In Perkins v. Super-Cold Southwest Co., 241 S.W.2d 311 (Tex.Civ.App.—Dallas, 1951, writ dism’d), the Dallas Court said: “It [the note] was payable in Dallas County. The proof that it was superseded by another note and contract was defensive matter. Defensive matter has no proper place in a venue hearing.” In any event our Supreme Court has held: “It is * * * [a] well-known principle of the law that, in the absence of an express agreement to the contrary by the creditor, the acceptance of the note by one or more joint obligors bound for a pre-existing debt is not a payment thereof, and does not release other joint obligors who did not sign the note.” Frost et al. v. First State Bank & Trust Co. of Mineral Wells, 276 S.W. 222 (Tex. Comm’n App., Sec. B, 1925, opinion adopted). See also Hill v. Texas Trust Co. of Austin, 236 S.W. 767 (Tex.Civ.App.—Austin, 1922, no writ); Magee v. First State Bank of Chilton, 13 S.W.2d 947 (Tex.Civ.App.—Waco, 1929, no writ).

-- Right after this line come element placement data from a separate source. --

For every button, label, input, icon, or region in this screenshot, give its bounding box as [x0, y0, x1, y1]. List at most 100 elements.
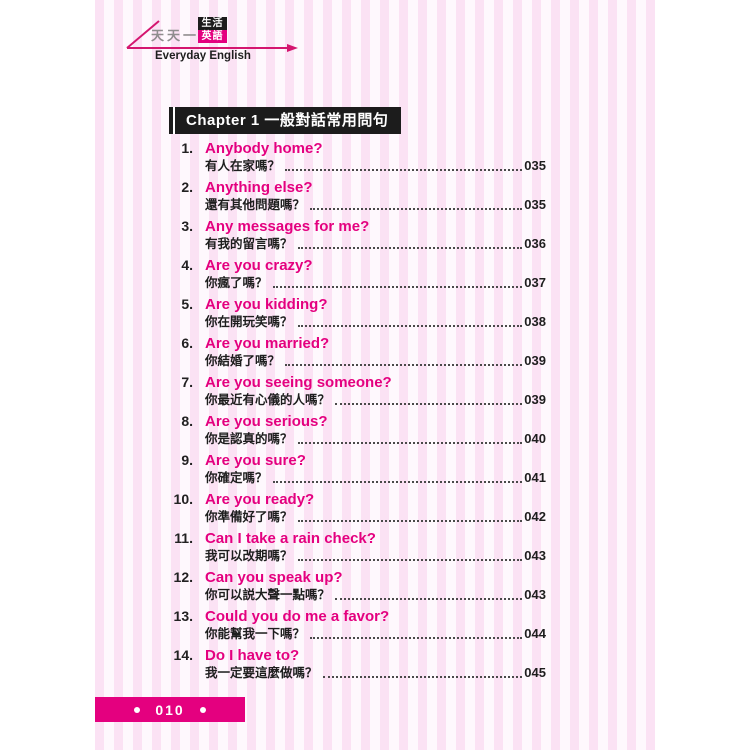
toc-entry-phrase-zh: 你可以説大聲一點嗎？ — [205, 588, 331, 602]
toc-entry-english-row: 3. Any messages for me? — [169, 217, 546, 236]
chapter-heading: Chapter 1 一般對話常用問句 — [169, 107, 402, 134]
dot-leader — [297, 325, 523, 327]
toc-entry-phrase-en: Can I take a rain check? — [205, 530, 376, 547]
toc-entry-translation-row: 你瘋了嗎？ 037 — [205, 275, 546, 291]
brand-title-zh: 天天一句 — [151, 28, 216, 43]
toc-entry-number: 8. — [181, 413, 193, 429]
toc-entry-translation-row: 你在開玩笑嗎？ 038 — [205, 314, 546, 330]
dot-leader — [335, 403, 523, 405]
toc-entry-phrase-en: Are you kidding? — [205, 296, 328, 313]
toc-entry-english-row: 14. Do I have to? — [169, 646, 546, 665]
toc-entry-phrase-en: Are you serious? — [205, 413, 328, 430]
toc-entry-english-row: 6. Are you married? — [169, 334, 546, 353]
toc-entry: 6. Are you married? 你結婚了嗎？ 039 — [169, 334, 546, 369]
toc-entry-english-row: 1. Anybody home? — [169, 139, 546, 158]
toc-entry-phrase-en: Are you ready? — [205, 491, 315, 508]
toc-entry-phrase-zh: 你結婚了嗎？ — [205, 354, 281, 368]
toc-entry-phrase-zh: 你瘋了嗎？ — [205, 276, 268, 290]
toc-entry-page-ref: 045 — [524, 665, 546, 680]
toc-entry-translation-row: 你確定嗎？ 041 — [205, 470, 546, 486]
dot-leader — [335, 598, 523, 600]
toc-entry: 1. Anybody home? 有人在家嗎？ 035 — [169, 139, 546, 174]
dot-leader — [310, 208, 523, 210]
toc-entry-english-row: 11. Can I take a rain check? — [169, 529, 546, 548]
dot-leader — [297, 559, 523, 561]
toc-entry: 2. Anything else? 還有其他問題嗎？ 035 — [169, 178, 546, 213]
page-background: 天天一句 生活 英語 Everyday English Chapter 1 一般… — [95, 0, 655, 750]
toc-entry-phrase-en: Are you crazy? — [205, 257, 313, 274]
toc-entry: 4. Are you crazy? 你瘋了嗎？ 037 — [169, 256, 546, 291]
toc-entry-page-ref: 041 — [524, 470, 546, 485]
toc-entry-translation-row: 你是認真的嗎？ 040 — [205, 431, 546, 447]
toc-entry-number: 5. — [181, 296, 193, 312]
toc-entry-phrase-zh: 我一定要這麼做嗎？ — [205, 666, 318, 680]
toc-entry-phrase-en: Are you sure? — [205, 452, 306, 469]
toc-entry-page-ref: 038 — [524, 314, 546, 329]
toc-entry-translation-row: 我一定要這麼做嗎？ 045 — [205, 665, 546, 681]
toc-entry-page-ref: 039 — [524, 392, 546, 407]
toc-entry-phrase-zh: 我可以改期嗎？ — [205, 549, 293, 563]
toc-entry-phrase-zh: 你在開玩笑嗎？ — [205, 315, 293, 329]
toc-entry-phrase-en: Anything else? — [205, 179, 313, 196]
toc-entry-number: 11. — [174, 530, 193, 546]
toc-entry-phrase-en: Could you do me a favor? — [205, 608, 390, 625]
dot-leader — [272, 481, 523, 483]
toc-entry-number: 13. — [173, 608, 193, 624]
toc-entry: 7. Are you seeing someone? 你最近有心儀的人嗎？ 03… — [169, 373, 546, 408]
toc-entry-english-row: 10. Are you ready? — [169, 490, 546, 509]
toc-entry-number: 6. — [181, 335, 193, 351]
toc-entry-phrase-en: Do I have to? — [205, 647, 300, 664]
toc-entry-translation-row: 你結婚了嗎？ 039 — [205, 353, 546, 369]
toc-entry-number: 9. — [181, 452, 193, 468]
toc-entry-english-row: 7. Are you seeing someone? — [169, 373, 546, 392]
toc-entry-page-ref: 039 — [524, 353, 546, 368]
toc-entry-english-row: 2. Anything else? — [169, 178, 546, 197]
toc-entry-translation-row: 還有其他問題嗎？ 035 — [205, 197, 546, 213]
toc-entry-translation-row: 你可以説大聲一點嗎？ 043 — [205, 587, 546, 603]
toc-entry-phrase-zh: 你最近有心儀的人嗎？ — [205, 393, 331, 407]
dot-leader — [297, 442, 523, 444]
toc-entry: 10. Are you ready? 你準備好了嗎？ 042 — [169, 490, 546, 525]
toc-entry-page-ref: 043 — [524, 548, 546, 563]
toc-entry-number: 12. — [173, 569, 193, 585]
toc-entry-phrase-zh: 你準備好了嗎？ — [205, 510, 293, 524]
toc-entry: 9. Are you sure? 你確定嗎？ 041 — [169, 451, 546, 486]
toc-entry-phrase-zh: 還有其他問題嗎？ — [205, 198, 306, 212]
toc-entry-english-row: 12. Can you speak up? — [169, 568, 546, 587]
toc-entry-number: 7. — [181, 374, 193, 390]
toc-entry-phrase-zh: 你是認真的嗎？ — [205, 432, 293, 446]
toc-entry-phrase-en: Can you speak up? — [205, 569, 343, 586]
dot-leader — [297, 520, 523, 522]
dot-leader — [322, 676, 523, 678]
toc-entry-phrase-zh: 你確定嗎？ — [205, 471, 268, 485]
toc-entry-page-ref: 035 — [524, 197, 546, 212]
toc-entry-english-row: 4. Are you crazy? — [169, 256, 546, 275]
toc-entry-english-row: 8. Are you serious? — [169, 412, 546, 431]
toc-entry-translation-row: 有我的留言嗎？ 036 — [205, 236, 546, 252]
toc-entry: 8. Are you serious? 你是認真的嗎？ 040 — [169, 412, 546, 447]
dot-leader — [310, 637, 523, 639]
footer-page-bar: 010 — [95, 697, 245, 722]
toc-entry-phrase-en: Are you seeing someone? — [205, 374, 392, 391]
toc-entry-number: 2. — [181, 179, 193, 195]
toc-entry: 12. Can you speak up? 你可以説大聲一點嗎？ 043 — [169, 568, 546, 603]
brand-badge-life: 生活 — [198, 17, 227, 30]
toc-entry-number: 3. — [181, 218, 193, 234]
toc-entry-number: 14. — [173, 647, 193, 663]
toc-entry-translation-row: 你能幫我一下嗎？ 044 — [205, 626, 546, 642]
toc-entry-phrase-en: Anybody home? — [205, 140, 323, 157]
toc-entry-page-ref: 036 — [524, 236, 546, 251]
footer-dot-right-icon — [199, 706, 206, 713]
toc-entry-page-ref: 044 — [524, 626, 546, 641]
dot-leader — [285, 169, 523, 171]
toc-entry-english-row: 5. Are you kidding? — [169, 295, 546, 314]
toc-entry-phrase-zh: 有我的留言嗎？ — [205, 237, 293, 251]
toc-entry-phrase-en: Any messages for me? — [205, 218, 370, 235]
toc-entry-english-row: 9. Are you sure? — [169, 451, 546, 470]
toc-entry: 14. Do I have to? 我一定要這麼做嗎？ 045 — [169, 646, 546, 681]
footer-page-number: 010 — [155, 701, 185, 718]
brand-badge-english: 英語 — [198, 30, 227, 43]
toc-entry-translation-row: 你準備好了嗎？ 042 — [205, 509, 546, 525]
toc-entry: 5. Are you kidding? 你在開玩笑嗎？ 038 — [169, 295, 546, 330]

Our Supreme Court has said: “ * * in the absence of evidence showing that the parties intended to extinguish the original indebtedness by the execution of renewal *454notes, it will remain in full force and effect.” Chapman et al. v. Crichet, 127 Tex. 590, 95 S.W.2d 360, 96 S.W.2d 64. In our case the oral testimony shows the direct opposite. Such testimony also shows the execution of the original note upon which appellant was a maker and the deed of trust securing its payment. The note, deed of trust and original petition were introduced into evidence and are in the records as exhibits.

The Supreme Court in the Crichet case also held: “The extension of the maturity of the notes while Crichet was primarily bound, even if made without his consent, would not release him,” citing Rowe v. Massey, 54 S.W.2d 1094, 1097 (Tex.Civ.App.—Dallas, 1932, writ refused).

Accordingly, we hold the trial court correctly refused the application for change of venue. The judgment of the trial court is affirmed.